Even number solution:
https://text-share.com/view/e6f301fb#L5

skylark solution doesn't work for that!
 

Um, I am kinda lost, where are you getting these problems from?  Was this problem (and also the 3n+1 problem) posted somewhere in this forum? Give link to the thread please, or are you just solving random problems from random online judges? Anyway, from the output, I see you are printing the divisors for all non-prime numbers from 0 to 98.

Now, question is, why j*j <= n doesn't work in your solution, but j <= n/2 does, actually, for a composite number n, if you divide it by a number j, if (n % j == 0) then both j and n/j becomes it's divisor. Whenever you encountered a (n%j == 0), you have only printed j, skipped the n/j. If j is less than root(n), then n/j will obviously be greater that root(n).

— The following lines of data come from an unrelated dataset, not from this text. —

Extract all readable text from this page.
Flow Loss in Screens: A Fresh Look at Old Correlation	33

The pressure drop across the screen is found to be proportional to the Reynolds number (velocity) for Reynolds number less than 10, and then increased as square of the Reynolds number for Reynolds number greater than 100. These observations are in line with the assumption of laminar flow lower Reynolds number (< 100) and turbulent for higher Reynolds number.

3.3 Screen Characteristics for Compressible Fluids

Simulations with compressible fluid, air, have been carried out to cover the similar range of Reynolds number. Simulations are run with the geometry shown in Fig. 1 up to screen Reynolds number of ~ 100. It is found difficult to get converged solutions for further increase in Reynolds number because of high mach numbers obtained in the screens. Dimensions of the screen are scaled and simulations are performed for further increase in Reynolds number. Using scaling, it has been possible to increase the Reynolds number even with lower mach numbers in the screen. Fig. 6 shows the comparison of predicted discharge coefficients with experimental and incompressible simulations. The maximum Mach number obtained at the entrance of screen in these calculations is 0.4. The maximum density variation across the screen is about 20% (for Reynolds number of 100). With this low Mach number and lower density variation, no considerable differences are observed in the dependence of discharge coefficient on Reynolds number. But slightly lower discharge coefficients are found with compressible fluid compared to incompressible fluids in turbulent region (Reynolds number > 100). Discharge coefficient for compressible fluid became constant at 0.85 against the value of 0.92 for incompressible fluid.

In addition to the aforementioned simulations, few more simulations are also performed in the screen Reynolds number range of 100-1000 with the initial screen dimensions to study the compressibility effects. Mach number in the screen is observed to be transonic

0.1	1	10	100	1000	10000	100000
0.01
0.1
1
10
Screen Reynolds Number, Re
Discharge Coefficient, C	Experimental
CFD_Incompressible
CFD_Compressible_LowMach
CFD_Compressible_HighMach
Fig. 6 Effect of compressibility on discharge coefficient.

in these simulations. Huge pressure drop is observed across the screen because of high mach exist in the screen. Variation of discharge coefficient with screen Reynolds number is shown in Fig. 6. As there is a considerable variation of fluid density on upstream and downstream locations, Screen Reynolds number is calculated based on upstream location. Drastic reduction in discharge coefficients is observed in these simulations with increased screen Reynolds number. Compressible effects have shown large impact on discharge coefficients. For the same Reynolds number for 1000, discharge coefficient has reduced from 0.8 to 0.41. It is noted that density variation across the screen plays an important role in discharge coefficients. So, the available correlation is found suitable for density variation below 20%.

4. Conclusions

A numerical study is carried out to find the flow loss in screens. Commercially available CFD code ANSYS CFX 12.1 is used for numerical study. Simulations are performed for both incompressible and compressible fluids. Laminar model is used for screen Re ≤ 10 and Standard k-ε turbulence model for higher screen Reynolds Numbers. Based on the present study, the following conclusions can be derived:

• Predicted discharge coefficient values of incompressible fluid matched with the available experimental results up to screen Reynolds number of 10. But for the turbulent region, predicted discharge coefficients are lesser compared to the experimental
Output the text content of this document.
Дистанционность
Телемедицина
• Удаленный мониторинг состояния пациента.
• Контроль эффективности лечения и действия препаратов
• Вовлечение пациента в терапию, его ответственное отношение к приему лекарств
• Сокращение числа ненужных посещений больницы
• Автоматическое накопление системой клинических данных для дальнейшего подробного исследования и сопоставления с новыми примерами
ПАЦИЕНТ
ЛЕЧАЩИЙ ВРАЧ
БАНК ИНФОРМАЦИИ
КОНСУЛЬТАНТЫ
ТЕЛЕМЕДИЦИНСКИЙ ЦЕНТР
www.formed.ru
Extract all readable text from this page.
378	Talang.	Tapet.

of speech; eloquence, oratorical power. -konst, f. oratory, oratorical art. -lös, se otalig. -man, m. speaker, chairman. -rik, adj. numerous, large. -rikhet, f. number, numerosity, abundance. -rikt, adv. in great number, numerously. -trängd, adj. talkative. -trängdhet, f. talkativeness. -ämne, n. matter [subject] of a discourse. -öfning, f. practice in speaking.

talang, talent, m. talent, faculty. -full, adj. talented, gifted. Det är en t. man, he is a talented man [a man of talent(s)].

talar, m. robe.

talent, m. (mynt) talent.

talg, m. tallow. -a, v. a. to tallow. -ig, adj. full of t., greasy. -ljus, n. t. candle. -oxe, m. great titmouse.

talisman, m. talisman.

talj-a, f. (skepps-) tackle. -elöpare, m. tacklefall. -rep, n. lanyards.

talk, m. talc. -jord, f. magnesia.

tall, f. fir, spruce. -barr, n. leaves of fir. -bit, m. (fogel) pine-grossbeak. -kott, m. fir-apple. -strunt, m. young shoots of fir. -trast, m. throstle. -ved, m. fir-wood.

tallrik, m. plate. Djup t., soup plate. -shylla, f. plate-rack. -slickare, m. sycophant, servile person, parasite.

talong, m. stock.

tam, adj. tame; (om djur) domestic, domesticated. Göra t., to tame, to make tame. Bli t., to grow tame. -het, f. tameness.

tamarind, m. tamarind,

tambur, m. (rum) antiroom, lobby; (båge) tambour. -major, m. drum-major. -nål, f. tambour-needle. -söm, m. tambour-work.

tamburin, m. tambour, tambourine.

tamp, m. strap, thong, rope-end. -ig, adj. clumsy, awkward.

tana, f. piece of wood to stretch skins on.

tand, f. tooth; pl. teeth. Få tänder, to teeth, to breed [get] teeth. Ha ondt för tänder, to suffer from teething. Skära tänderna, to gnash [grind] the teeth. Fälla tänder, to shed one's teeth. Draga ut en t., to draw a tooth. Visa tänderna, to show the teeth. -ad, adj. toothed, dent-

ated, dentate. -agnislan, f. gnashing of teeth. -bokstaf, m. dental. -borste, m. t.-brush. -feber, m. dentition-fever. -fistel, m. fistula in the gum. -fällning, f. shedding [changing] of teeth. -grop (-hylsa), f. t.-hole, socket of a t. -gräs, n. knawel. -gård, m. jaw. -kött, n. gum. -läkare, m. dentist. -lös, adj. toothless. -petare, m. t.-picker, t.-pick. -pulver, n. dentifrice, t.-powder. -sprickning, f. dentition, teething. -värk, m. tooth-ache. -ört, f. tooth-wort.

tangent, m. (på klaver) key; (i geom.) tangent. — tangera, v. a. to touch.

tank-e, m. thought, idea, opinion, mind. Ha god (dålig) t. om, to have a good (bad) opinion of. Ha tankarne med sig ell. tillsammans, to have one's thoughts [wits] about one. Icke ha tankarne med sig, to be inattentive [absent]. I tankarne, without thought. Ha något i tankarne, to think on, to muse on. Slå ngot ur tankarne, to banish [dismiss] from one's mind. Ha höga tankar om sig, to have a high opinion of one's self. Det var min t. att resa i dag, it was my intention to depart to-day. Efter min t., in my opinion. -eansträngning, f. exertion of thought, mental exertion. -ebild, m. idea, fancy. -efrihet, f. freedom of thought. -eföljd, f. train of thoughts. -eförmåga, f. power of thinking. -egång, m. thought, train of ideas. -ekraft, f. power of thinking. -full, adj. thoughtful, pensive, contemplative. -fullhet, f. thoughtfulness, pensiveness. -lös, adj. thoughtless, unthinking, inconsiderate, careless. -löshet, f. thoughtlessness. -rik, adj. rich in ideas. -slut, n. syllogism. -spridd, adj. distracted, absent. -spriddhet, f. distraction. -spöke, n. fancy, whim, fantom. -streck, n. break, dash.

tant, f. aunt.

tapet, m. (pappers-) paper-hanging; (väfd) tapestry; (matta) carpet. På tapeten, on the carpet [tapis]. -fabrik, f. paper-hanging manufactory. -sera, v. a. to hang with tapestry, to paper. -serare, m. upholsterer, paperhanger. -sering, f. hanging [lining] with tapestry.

Since you didn't print n/j first, you had to loop upto n/2. For example, if you factorize  64,

2 * 32

4 * 16

8 * 8

when we found (64%2==0), if we took 2 and 32 both, we wouldn't have to check for 32 in later stage. we could have done this iterating from 2 to root(64) only.

There is a classical problem about this kind of iteration, named k-th divisor. you can also check it.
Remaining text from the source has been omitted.